Proposal for modifying gnucash to use exact quantities

Buddha Buck bmbuck@14850.com
Fri, 28 Jul 2000 09:56:06 -0400


At 08:14 AM 7/28/00 -0500, Christopher Browne wrote:

>I'd rather put the emphasis on that next higher level library, which
>might look more like:
>
>struct finamt {
>   numerator Q;   /* Might be a rational value, if need be... */
>   commodity C;
>};
>
>struct commodity {
>   string IDENTIFIER;
>   string NAME;
>   integer DENOMINATOR /* for $USD, $CDN, 100, as $1.00 is expressed
>                          as 100 */
>   integer MULTIPLIER  /* for Lira, where the minimum quanta is
>                          something like 1000, this is 1000 */
>   /* the two amounts here allow scaling up and down */
>};

How do DENOMINATOR and MULTIPLIER interact?  Is only one active at a time?

>struct price {
>   numerator N;
>   denominator D;
>   commodity *FROM;
>   commodity *TO;
>}:

Since in your picture FROM is associated with D, TO associated with N (I'm 
assuming), would not something like:

struct price {
   finamt FROM;
   finamt TO;
}

be a little bit better?


>We then have:
>
>finamt add_amounts ( finamt a, finamt b );
>finamt sub_amounts ( finamt a, finamt b );
>finamt sum_amt_seq ( finamt *SEQ );
>finamt translate_value ( finamt amt, price p );

translate_value looks like it -might- deal with the "invoice extension" 
problem.  But I don't know if it is thorough enough.  Since GnuCash doesn't 
deal with invoices yet, it isn't a major issue, but there are people out 
there who like to see the estimated market value of their securities 
portfolios.

The most complicated "invoice extension" problem I've heard of on this list 
is some futures contracts, which would have a unit of contracts (of 1000 
bushels), prices in the 1/8 cent/bushel, and values in the 1/100 dollar.  I 
believe I even heard that those prices are quoted relative to the current 
market value of the underlying currency, so that the prices might even be 
negative at time.

Does your API provide a way to compute estimated value (in $/100) of N 
contracts (of 1000 bushels each) at price P (in $/800 per bushel)?

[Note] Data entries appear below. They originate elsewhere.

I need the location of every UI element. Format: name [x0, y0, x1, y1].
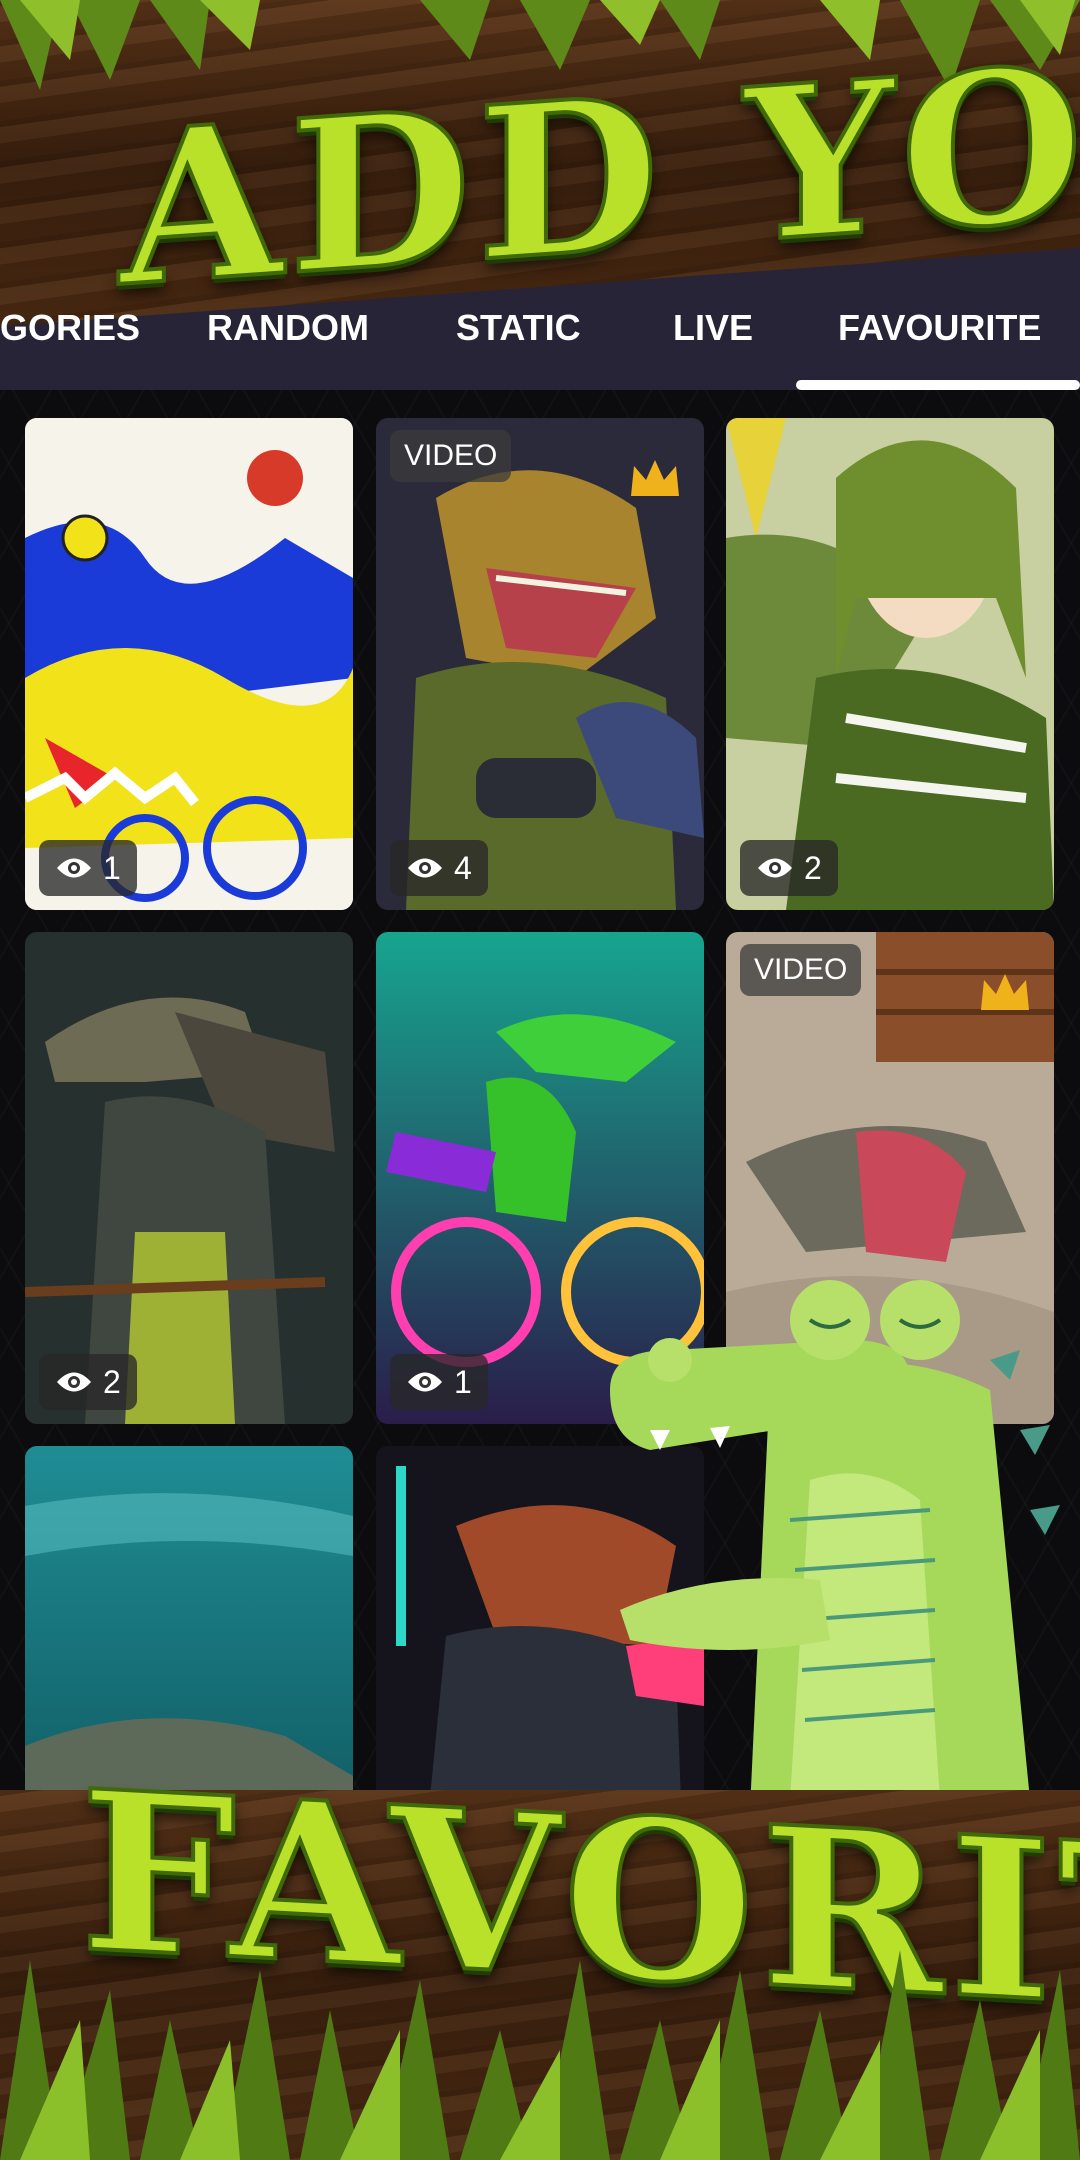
wallpaper-thumbnail — [25, 932, 353, 1424]
eye-icon — [57, 858, 91, 878]
crocodile-mascot-illustration — [610, 1280, 1060, 1810]
tab-live[interactable]: LIVE — [673, 304, 753, 352]
crown-icon — [981, 974, 1029, 1010]
wallpaper-card[interactable]: 2 — [726, 418, 1054, 910]
grass-decoration-bottom — [0, 1950, 1080, 2160]
view-count-value: 1 — [103, 849, 121, 886]
view-count-value: 1 — [454, 1363, 472, 1400]
view-count: 1 — [390, 1354, 488, 1410]
video-badge: VIDEO — [740, 944, 862, 996]
view-count: 1 — [39, 840, 137, 896]
active-tab-indicator — [796, 380, 1080, 390]
view-count-value: 4 — [454, 849, 472, 886]
eye-icon — [57, 1372, 91, 1392]
eye-icon — [408, 858, 442, 878]
eye-icon — [408, 1372, 442, 1392]
wallpaper-card[interactable]: VIDEO 4 — [376, 418, 704, 910]
view-count-value: 2 — [804, 849, 822, 886]
view-count: 2 — [740, 840, 838, 896]
wallpaper-card[interactable]: 1 — [25, 418, 353, 910]
view-count: 4 — [390, 840, 488, 896]
tab-favourite[interactable]: FAVOURITE — [838, 304, 1041, 352]
wallpaper-thumbnail — [25, 418, 353, 910]
view-count-value: 2 — [103, 1363, 121, 1400]
wallpaper-thumbnail — [726, 418, 1054, 910]
eye-icon — [758, 858, 792, 878]
wallpaper-card[interactable]: 2 — [25, 932, 353, 1424]
crown-icon — [631, 460, 679, 496]
video-badge: VIDEO — [390, 430, 512, 482]
tab-static[interactable]: STATIC — [456, 304, 581, 352]
view-count: 2 — [39, 1354, 137, 1410]
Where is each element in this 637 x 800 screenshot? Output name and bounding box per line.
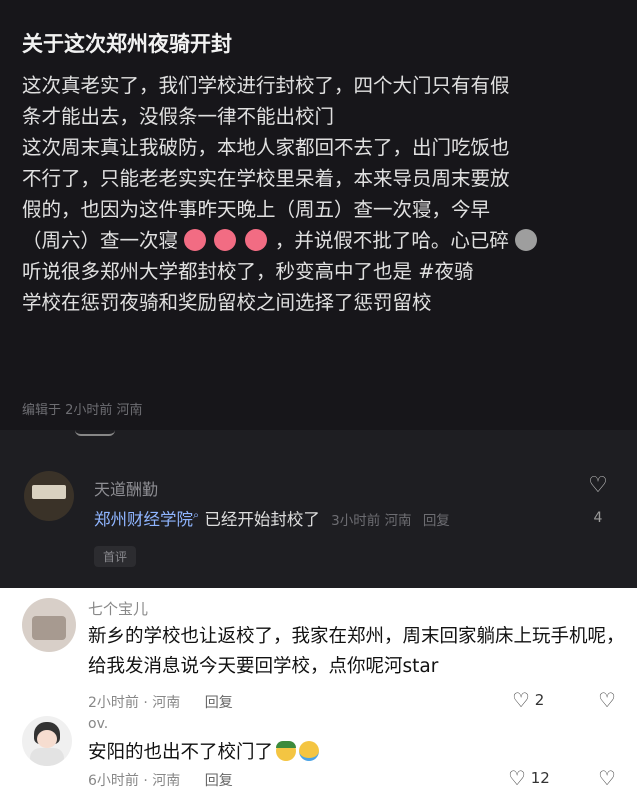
heart-icon[interactable]: ♡ xyxy=(508,766,526,790)
smirk-emoji-icon xyxy=(276,741,297,761)
divider xyxy=(75,430,115,436)
comment-author[interactable]: ov. xyxy=(88,716,108,732)
comment-time-location: 6小时前 · 河南 xyxy=(88,773,181,789)
post-line: （周六）查一次寝 ，并说假不批了哈。心已碎 xyxy=(22,225,622,256)
post-body: 这次真老实了，我们学校进行封校了，四个大门只有有假 条才能出去，没假条一律不能出… xyxy=(22,70,622,318)
post-line: 学校在惩罚夜骑和奖励留校之间选择了惩罚留校 xyxy=(22,291,432,314)
comment-text: 郑州财经学院⌕ 已经开始封校了 3小时前 河南 回复 xyxy=(94,506,450,530)
first-comment-badge: 首评 xyxy=(94,546,137,567)
comment-time-location: 2小时前 · 河南 xyxy=(88,695,181,711)
avatar[interactable] xyxy=(22,598,76,652)
like-count: 4 xyxy=(593,510,603,526)
post-line: 这次真老实了，我们学校进行封校了，四个大门只有有假 xyxy=(22,74,510,97)
broken-heart-icon[interactable]: ♡ xyxy=(598,688,616,712)
reply-button[interactable]: 回复 xyxy=(205,773,233,789)
post-panel: 关于这次郑州夜骑开封 这次真老实了，我们学校进行封校了，四个大门只有有假 条才能… xyxy=(0,0,637,430)
post-line: 不行了，只能老老实实在学校里呆着，本来导员周末要放 xyxy=(22,167,510,190)
post-line6-start: （周六）查一次寝 xyxy=(22,229,179,252)
post-title: 关于这次郑州夜骑开封 xyxy=(22,32,232,56)
comment-dark: 天道酬勤 郑州财经学院⌕ 已经开始封校了 3小时前 河南 回复 ♡ 4 首评 xyxy=(0,430,637,588)
comment-text: 安阳的也出不了校门了 xyxy=(88,738,320,764)
comment-meta: 2小时前 · 河南 回复 xyxy=(88,692,233,712)
post-line: 这次周末真让我破防，本地人家都回不去了，出门吃饭也 xyxy=(22,136,510,159)
sob-emoji-icon xyxy=(299,741,320,761)
comment-body: 安阳的也出不了校门了 xyxy=(88,742,274,763)
mention-link[interactable]: 郑州财经学院 xyxy=(94,510,193,529)
search-icon[interactable]: ⌕ xyxy=(193,509,199,522)
comment-body: 已经开始封校了 xyxy=(204,510,320,529)
post-meta: 编辑于 2小时前 河南 xyxy=(22,403,143,418)
hashtag-link[interactable]: #夜骑 xyxy=(418,260,473,283)
skull-emoji-icon xyxy=(515,229,538,251)
comments-light: 七个宝儿 新乡的学校也让返校了，我家在郑州，周末回家躺床上玩手机呢，给我发消息说… xyxy=(0,588,637,800)
post-line6-end: ，并说假不批了哈。心已碎 xyxy=(274,229,509,252)
like-count: 2 xyxy=(534,691,545,709)
reply-button[interactable]: 回复 xyxy=(205,695,233,711)
post-line: 条才能出去，没假条一律不能出校门 xyxy=(22,105,335,128)
crying-emoji-icon xyxy=(244,229,267,251)
comment-meta: 3小时前 河南 xyxy=(331,513,412,529)
comment-author[interactable]: 天道酬勤 xyxy=(94,476,158,500)
comment-text: 新乡的学校也让返校了，我家在郑州，周末回家躺床上玩手机呢，给我发消息说今天要回学… xyxy=(88,626,625,677)
crying-emoji-icon xyxy=(214,229,237,251)
comment-author[interactable]: 七个宝儿 xyxy=(88,598,148,619)
post-line7-start: 听说很多郑州大学都封校了，秒变高中了也是 xyxy=(22,260,413,283)
heart-icon[interactable]: ♡ xyxy=(512,688,530,712)
comment-meta: 6小时前 · 河南 回复 xyxy=(88,770,233,790)
post-line: 假的，也因为这件事昨天晚上（周五）查一次寝，今早 xyxy=(22,198,491,221)
crying-emoji-icon xyxy=(184,229,207,251)
avatar[interactable] xyxy=(22,716,72,766)
reply-button[interactable]: 回复 xyxy=(423,513,450,529)
broken-heart-icon[interactable]: ♡ xyxy=(598,766,616,790)
post-line: 听说很多郑州大学都封校了，秒变高中了也是 #夜骑 xyxy=(22,256,622,287)
avatar[interactable] xyxy=(24,471,74,521)
like-group: ♡ 2 xyxy=(512,688,544,712)
like-group: ♡ 12 xyxy=(508,766,550,790)
heart-icon[interactable]: ♡ xyxy=(585,474,611,498)
like-count: 12 xyxy=(530,769,550,787)
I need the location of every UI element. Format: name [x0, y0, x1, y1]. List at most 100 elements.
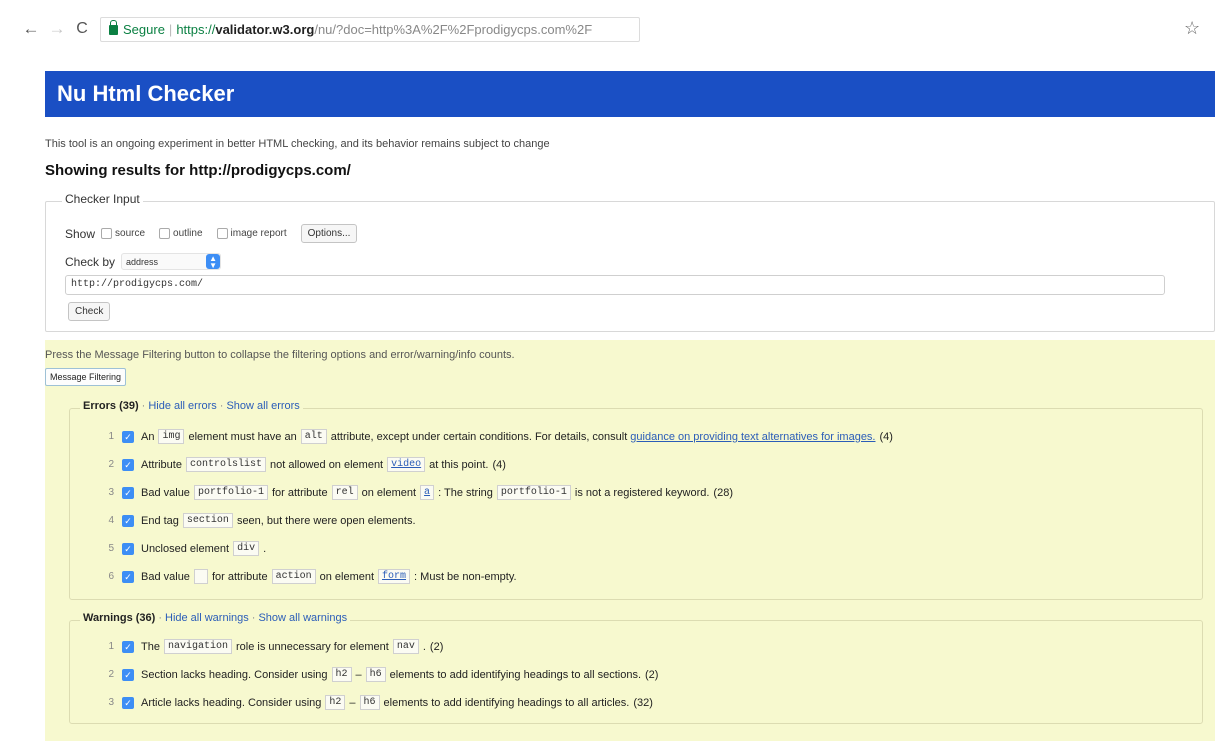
- item-number: 6: [108, 571, 114, 582]
- element-link[interactable]: a: [420, 485, 435, 500]
- message-text: attribute, except under certain conditio…: [330, 430, 628, 443]
- item-number: 4: [108, 515, 114, 526]
- intro-text: This tool is an ongoing experiment in be…: [45, 138, 550, 150]
- message-text: .: [422, 640, 426, 653]
- checkbox-icon[interactable]: [101, 228, 113, 239]
- message-text: An: [141, 430, 155, 443]
- checkbox-icon[interactable]: ✓: [122, 668, 134, 681]
- checkbox-icon[interactable]: ✓: [122, 514, 134, 527]
- select-arrows-icon: ▲ ▼: [206, 254, 221, 270]
- code-snippet-empty: [193, 569, 208, 584]
- check-by-select[interactable]: address ▲ ▼: [121, 253, 222, 270]
- option-image-report[interactable]: image report: [216, 228, 287, 239]
- code-snippet: alt: [300, 429, 327, 444]
- message-count: (4): [879, 430, 893, 443]
- message-count: (28): [713, 486, 733, 499]
- option-source-label: source: [115, 228, 146, 239]
- checkbox-icon[interactable]: ✓: [122, 640, 134, 653]
- message-text: not allowed on element: [269, 458, 384, 471]
- errors-group: Errors (39) · Hide all errors · Show all err…: [69, 400, 1203, 600]
- warnings-group: Warnings (36) · Hide all warnings · Show all…: [69, 612, 1203, 724]
- checkbox-icon[interactable]: [159, 228, 171, 239]
- checkbox-icon[interactable]: ✓: [122, 486, 134, 499]
- option-image-report-label: image report: [230, 228, 287, 239]
- option-outline-label: outline: [173, 228, 203, 239]
- checker-input-legend: Checker Input: [62, 192, 143, 206]
- code-snippet: action: [271, 569, 316, 584]
- message-text: Unclosed element: [141, 542, 230, 555]
- code-snippet: navigation: [163, 639, 232, 654]
- message-text: The: [141, 640, 160, 653]
- hide-all-errors-link[interactable]: Hide all errors: [148, 400, 216, 412]
- element-link[interactable]: video: [387, 457, 426, 472]
- element-link[interactable]: form: [378, 569, 411, 584]
- error-item: 3 ✓ Bad value portfolio-1 for attribute …: [100, 485, 733, 500]
- secure-label: Segure: [123, 22, 165, 37]
- warnings-title: Warnings (36): [83, 612, 156, 624]
- message-text: End tag: [141, 514, 179, 527]
- show-label: Show: [65, 226, 96, 241]
- item-number: 5: [108, 543, 114, 554]
- message-text: seen, but there were open elements.: [236, 514, 416, 527]
- code-snippet: h2: [325, 695, 346, 710]
- code-snippet: portfolio-1: [496, 485, 571, 500]
- item-number: 2: [108, 459, 114, 470]
- errors-title: Errors (39): [83, 400, 139, 412]
- checkbox-icon[interactable]: ✓: [122, 542, 134, 555]
- reload-icon[interactable]: C: [73, 20, 91, 38]
- item-number: 1: [108, 641, 114, 652]
- message-text: on element: [319, 570, 375, 583]
- page-title: Nu Html Checker: [57, 81, 235, 106]
- checkbox-icon[interactable]: ✓: [122, 458, 134, 471]
- address-bar[interactable]: Segure | https://validator.w3.org/nu/?doc=…: [100, 17, 640, 42]
- code-snippet: h2: [331, 667, 352, 682]
- option-outline[interactable]: outline: [159, 228, 203, 239]
- checker-input-fieldset: Checker Input Show source outline image …: [45, 192, 1215, 332]
- warning-item: 1 ✓ The navigation role is unnecessary f…: [100, 639, 443, 654]
- warning-item: 3 ✓ Article lacks heading. Consider usin…: [100, 695, 653, 710]
- message-text: at this point.: [429, 458, 489, 471]
- item-number: 1: [108, 431, 114, 442]
- message-text: elements to add identifying headings to …: [389, 668, 641, 681]
- show-all-warnings-link[interactable]: Show all warnings: [258, 612, 347, 624]
- back-arrow-icon[interactable]: ←: [22, 20, 40, 38]
- message-text: Bad value: [141, 486, 190, 499]
- message-count: (32): [633, 696, 653, 709]
- code-snippet: h6: [359, 695, 380, 710]
- forward-arrow-icon[interactable]: →: [48, 20, 66, 38]
- message-count: (2): [429, 640, 444, 653]
- message-count: (2): [645, 668, 659, 681]
- message-text: : The string: [438, 486, 493, 499]
- checkbox-icon[interactable]: ✓: [122, 570, 134, 583]
- code-snippet: section: [182, 513, 233, 528]
- checkbox-icon[interactable]: ✓: [122, 430, 134, 443]
- message-text: Bad value: [141, 570, 190, 583]
- show-all-errors-link[interactable]: Show all errors: [226, 400, 299, 412]
- url-input[interactable]: http://prodigycps.com/: [65, 275, 1165, 295]
- options-button[interactable]: Options...: [300, 224, 358, 243]
- code-snippet: h6: [365, 667, 386, 682]
- guidance-link[interactable]: guidance on providing text alternatives …: [630, 431, 875, 443]
- url-path: /nu/?doc=http%3A%2F%2Fprodigycps.com%2F: [314, 22, 593, 37]
- star-icon[interactable]: ☆: [1184, 18, 1200, 39]
- code-snippet: img: [158, 429, 185, 444]
- url-host: validator.w3.org: [215, 22, 315, 37]
- option-source[interactable]: source: [101, 228, 145, 239]
- results-heading: Showing results for http://prodigycps.co…: [45, 162, 351, 179]
- hide-all-warnings-link[interactable]: Hide all warnings: [165, 612, 249, 624]
- message-text: on element: [361, 486, 417, 499]
- message-filtering-area: Press the Message Filtering button to co…: [45, 340, 1215, 741]
- checkbox-icon[interactable]: [216, 228, 228, 239]
- message-filtering-button[interactable]: Message Filtering: [45, 368, 127, 386]
- message-text: Attribute: [141, 458, 182, 471]
- warnings-legend: Warnings (36) · Hide all warnings · Show all…: [80, 612, 351, 624]
- checkbox-icon[interactable]: ✓: [122, 696, 134, 709]
- header-banner: Nu Html Checker: [45, 71, 1215, 117]
- item-number: 3: [108, 697, 114, 708]
- item-number: 2: [108, 669, 114, 680]
- show-options-row: Show source outline image report Options…: [65, 224, 358, 243]
- message-text: .: [263, 542, 267, 555]
- lock-icon: [109, 20, 118, 35]
- check-button[interactable]: Check: [68, 302, 111, 321]
- code-snippet: div: [233, 541, 260, 556]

>Note that there would need to be some preconditions here.  For instance,
>you can only add amounts for compatible commodities.  Adding dollars to
>soybeans doesn't work.  Unless we introduce:
>
>finamt add_amounts_with_coercion ( finamt result, finamt addition )
>   where inside the function, it looks for a conversion rate so that
>   "addition" may be coerced into the commodity that "result" references.

I'm not sure what use this would really be.  When would we want to add 
dollars to soybeans?

>This set of operators came off the top of my head, and there is a bit
>of an assumption that amounts are integers, and that the denominators
>sit in the commodity.  Relax/strengthen that as needed.
>
>People shouldn't and won't be coding using the "rational division"
>operator; they should be writing financial code that sums up sequences
>of transaction values.  Or converting a value from one commodity to
>another.
>
>It may be that we could use the API that Bill has described to help
>implement the next one, but I think it's the operators to work with
>commodities and quantities thereof that need the attention.
>--
>cbbrowne@ntlug.org - <http://www.ntlug.org/~cbbrowne/lsf.html>
>History of Epistemology in One Lesson
>"First Hume said "We can't really know anything", but nobody believed
>him, including Hume. Then Popper said "Hume was right, but here's what
>you can do instead...". Bartley then debugged Popper's code."